The surface layer is an amalgam of beach sand, little shells deposited in the surf and the forgotten flip-flop and lost trinket from tourists from all over the world. People come here for many reasons. Some stay at the Marriott and sip waiter-served Mango Lassis from private beach chairs. Some sleep all day on the beach and twirl flaming swords at night. There's a lot of Isrealis fresh from the military with chillums to Trance music. I saw a few Russian couples tattoo'd to the cranium just lounging in front of cabanas and heaps of fried prawns. The pasty Brits are never too far from a Kingfisher or Cobra. The loud Americans are racing to the craggy hill where the parasails take off. The Indian tourists, mostly packs of single men, roam the beaches to gawk at and pester the topless foreign women. And so on... it's kind of like the world's sandbox.
But Goa's most interesting present-day feature are the hippies, gray-haired Anglos in batik skirts and open-collar white linen who poke up through the sands like quartz outcrops. Ten years after the Portuguese left, the hippies laid down a thin but valuable igneous layer. They've been coming here every winter since, zig-zagging through the later 'seedimentary' deposits like attenuated veins of shiny but flaky quartz.

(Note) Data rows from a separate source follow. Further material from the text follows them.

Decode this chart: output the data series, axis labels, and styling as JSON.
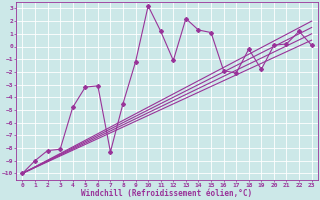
{
  "bg_color": "#cce8e8",
  "grid_color": "#ffffff",
  "line_color": "#993399",
  "marker_color": "#993399",
  "xlabel": "Windchill (Refroidissement éolien,°C)",
  "xlim": [
    -0.5,
    23.5
  ],
  "ylim": [
    -10.5,
    3.5
  ],
  "xticks": [
    0,
    1,
    2,
    3,
    4,
    5,
    6,
    7,
    8,
    9,
    10,
    11,
    12,
    13,
    14,
    15,
    16,
    17,
    18,
    19,
    20,
    21,
    22,
    23
  ],
  "yticks": [
    3,
    2,
    1,
    0,
    -1,
    -2,
    -3,
    -4,
    -5,
    -6,
    -7,
    -8,
    -9,
    -10
  ],
  "line1_x": [
    0,
    1,
    2,
    3,
    4,
    5,
    6,
    7,
    8,
    9,
    10,
    11,
    12,
    13,
    14,
    15,
    16,
    17,
    18,
    19,
    20,
    21,
    22,
    23
  ],
  "line1_y": [
    -10,
    -9,
    -8.2,
    -8.1,
    -4.8,
    -3.2,
    -3.1,
    -8.3,
    -4.5,
    -1.2,
    3.2,
    1.2,
    -1.1,
    2.2,
    1.3,
    1.1,
    -1.9,
    -2.1,
    -0.2,
    -1.8,
    0.1,
    0.2,
    1.2,
    0.1
  ],
  "line2_x": [
    0,
    23
  ],
  "line2_y": [
    -10,
    2.0
  ],
  "line3_x": [
    0,
    23
  ],
  "line3_y": [
    -10,
    1.5
  ],
  "line4_x": [
    0,
    23
  ],
  "line4_y": [
    -10,
    1.0
  ],
  "line5_x": [
    0,
    23
  ],
  "line5_y": [
    -10,
    0.5
  ]
}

They rent and decorate an old high-ceiling Portuguese villa for a few months and maybe set up a leafy breakfast nook where they can bake fresh bread and pay the meager rent. They run the best spots in Anjuna, missed by even my trusty Rough Guide, and still cling to an underlying Goa, whether real or imagined, despite being surrounded by the vulgarization of their ideals in the luxury hotels and, worst of all, the locals who try to take endless advantage of foreigners, while their welcome presence indicates how rare and cool Goa might once have been.